Abstract 575 - A Comparison of Hepatotoxicity and Response to Potent Antiretroviral Therapy (ARV) in HIV/HCV-Infected and Matched HIV-Infected Patients.

575 A Comparison of Hepatotoxicity and Response to Potent Antiretroviral Therapy (ARV) in HIV/HCV-Infected and Matched HIV-Infected Patients.

F. J. Torriani*¹, C. Byrnes¹, V. Asensi², J. A. Carton², and J. A. Maradona².
¹Univ.of California San Diego, La Jolla and²Univ. of Oviedo Med. Sch., Spain.

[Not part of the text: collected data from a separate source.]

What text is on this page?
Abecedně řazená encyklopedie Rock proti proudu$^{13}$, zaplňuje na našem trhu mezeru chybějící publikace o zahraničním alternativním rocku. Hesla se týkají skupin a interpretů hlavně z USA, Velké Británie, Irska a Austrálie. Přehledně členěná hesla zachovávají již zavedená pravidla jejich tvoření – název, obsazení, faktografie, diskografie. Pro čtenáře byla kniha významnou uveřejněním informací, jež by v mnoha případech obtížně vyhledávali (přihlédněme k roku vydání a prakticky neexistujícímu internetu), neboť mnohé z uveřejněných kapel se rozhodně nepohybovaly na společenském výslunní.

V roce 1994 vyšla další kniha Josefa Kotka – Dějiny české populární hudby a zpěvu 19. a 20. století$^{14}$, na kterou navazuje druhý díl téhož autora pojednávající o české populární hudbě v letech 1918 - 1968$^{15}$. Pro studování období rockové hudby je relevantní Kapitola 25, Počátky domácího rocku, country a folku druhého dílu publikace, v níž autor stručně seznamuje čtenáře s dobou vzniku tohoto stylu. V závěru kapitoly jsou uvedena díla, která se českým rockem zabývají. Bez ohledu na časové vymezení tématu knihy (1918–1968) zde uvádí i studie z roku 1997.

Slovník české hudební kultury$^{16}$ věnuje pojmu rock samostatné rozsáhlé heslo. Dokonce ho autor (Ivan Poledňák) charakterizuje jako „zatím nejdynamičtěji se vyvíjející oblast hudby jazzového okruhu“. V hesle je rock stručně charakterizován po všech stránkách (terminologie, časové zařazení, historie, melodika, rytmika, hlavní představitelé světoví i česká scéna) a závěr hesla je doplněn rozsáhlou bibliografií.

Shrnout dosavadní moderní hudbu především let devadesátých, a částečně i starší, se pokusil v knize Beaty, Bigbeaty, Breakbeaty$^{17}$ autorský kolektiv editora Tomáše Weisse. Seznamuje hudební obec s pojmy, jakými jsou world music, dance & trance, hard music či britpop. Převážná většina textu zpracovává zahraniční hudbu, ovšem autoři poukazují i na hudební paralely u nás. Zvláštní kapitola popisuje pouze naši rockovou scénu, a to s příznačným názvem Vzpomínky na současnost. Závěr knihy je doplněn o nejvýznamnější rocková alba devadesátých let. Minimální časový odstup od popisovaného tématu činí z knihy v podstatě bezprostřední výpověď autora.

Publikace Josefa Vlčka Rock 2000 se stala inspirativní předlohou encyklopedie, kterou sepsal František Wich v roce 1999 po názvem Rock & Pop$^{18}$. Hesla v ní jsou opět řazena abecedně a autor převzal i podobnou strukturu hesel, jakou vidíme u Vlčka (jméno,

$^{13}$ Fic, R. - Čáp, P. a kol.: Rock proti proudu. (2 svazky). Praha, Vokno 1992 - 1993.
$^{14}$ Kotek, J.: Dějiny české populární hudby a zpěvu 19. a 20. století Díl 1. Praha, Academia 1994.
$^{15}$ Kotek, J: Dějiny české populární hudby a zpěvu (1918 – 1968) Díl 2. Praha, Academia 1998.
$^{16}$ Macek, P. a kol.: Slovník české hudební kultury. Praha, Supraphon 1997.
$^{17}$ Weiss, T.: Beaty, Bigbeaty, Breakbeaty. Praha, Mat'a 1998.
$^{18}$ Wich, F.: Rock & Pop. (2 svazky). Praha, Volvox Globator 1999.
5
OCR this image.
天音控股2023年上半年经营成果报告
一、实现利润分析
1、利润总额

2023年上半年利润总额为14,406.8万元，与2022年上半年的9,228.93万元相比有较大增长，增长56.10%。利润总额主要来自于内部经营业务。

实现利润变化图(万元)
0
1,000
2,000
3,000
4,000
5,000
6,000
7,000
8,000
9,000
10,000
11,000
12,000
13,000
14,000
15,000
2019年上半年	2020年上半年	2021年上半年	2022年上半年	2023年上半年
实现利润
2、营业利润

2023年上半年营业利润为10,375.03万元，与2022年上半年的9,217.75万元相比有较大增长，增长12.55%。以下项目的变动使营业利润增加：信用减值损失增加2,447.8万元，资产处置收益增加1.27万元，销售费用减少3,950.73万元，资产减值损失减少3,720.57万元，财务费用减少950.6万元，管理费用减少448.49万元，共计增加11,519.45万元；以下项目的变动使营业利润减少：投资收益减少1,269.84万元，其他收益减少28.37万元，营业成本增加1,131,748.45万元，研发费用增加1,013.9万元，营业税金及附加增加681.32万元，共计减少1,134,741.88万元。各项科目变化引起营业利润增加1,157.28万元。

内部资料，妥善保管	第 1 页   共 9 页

Background:Hepatotoxicity (HTOX) after starting ARV occurs in up to 14% of HIV/HCV-coinfected patients (pts) and often leads to the interruption of ARV. Direct drug toxicity or immune recovery syndrome to HCV antigens are postulated mechanisms of HTOX. We characterized parameters of response to ARV and HTOX in HIV/HCV pts and compared them to HIV-infected (HIV) pts matched by age, year of starting ARV, and CD4 counts before ARV.

Methods:CD4 counts, HIV RNA, ALT, alkaline phosphatase (alk phosp), bilirubin (bili) and GGT pre-ARV, and changes at 1, 2, 6, 9, and 12 months (mo) post-ARV from 94 HIV/HCV pts and 94 HIV pts starting ARV between 7/96—12/99, were compared retrospectively. HTOX was defined as a rise in ALT >2-fold the upper limit of normal. Results are expressed as mean+SE.

Results:Pre-ARV CD4 counts were 266+15 cells/mm³and HIV RNA was 4.4+0.1 log₁₀copies/mL. ALT were significantly higher in HIV/HCV vs. HIV: 90+9 vs. 39+5 IU (P < 0.001). No HIV/HCV pt was treated for HCV prior or during ARV. Up to 1.5 years before ARV, 23 HIV/HCV and 30 HIV pts had an AIDS-defining event, while post-ARV only 5 and 1 experienced AIDS, respectively. 89% of HIV/HCV vs. 94% of HIV received a PI-containing regimen. Maximal CD4 and HIV RNA changes occurred within 2 mo and were less pronounced in HIV/HCV vs. HIV: +111 vs. 223 (P < 0.001) and -1.3 vs. -2.0 after 12 mo of ARV (P < 0.001). In 64/72 (88%) HIV/HCV and 55/80 (69%) HIV, HIV RNA was <400 copies/mL after 12 months of ARV. 37/94 (39%) HIV/ HCV vs. 10/94 (11%) HIV had >2-fold rise in ALT, leading to switches in 8 and cessation of ARV in 2 HIV/ HCV pts vs. none in HIV. Two HIV/HCV pts died of cirrhosis. While ALT >2-fold predominantly occurred 2—6 mo after ARV in HIV pts, HTOX was seen at all time points in HIV/HCV pts.

Conclusions:The magnitude of CD4 and HIV response to ARV is significantly less in HIV/HCV pts with similar CD4 and HIV RNA levels prior to ARV. HTOX correlated with immunologic and virologic response to ARV. HTOX is more frequent, severe, and sustained in HIV/HCV pts and may require changes in ARV.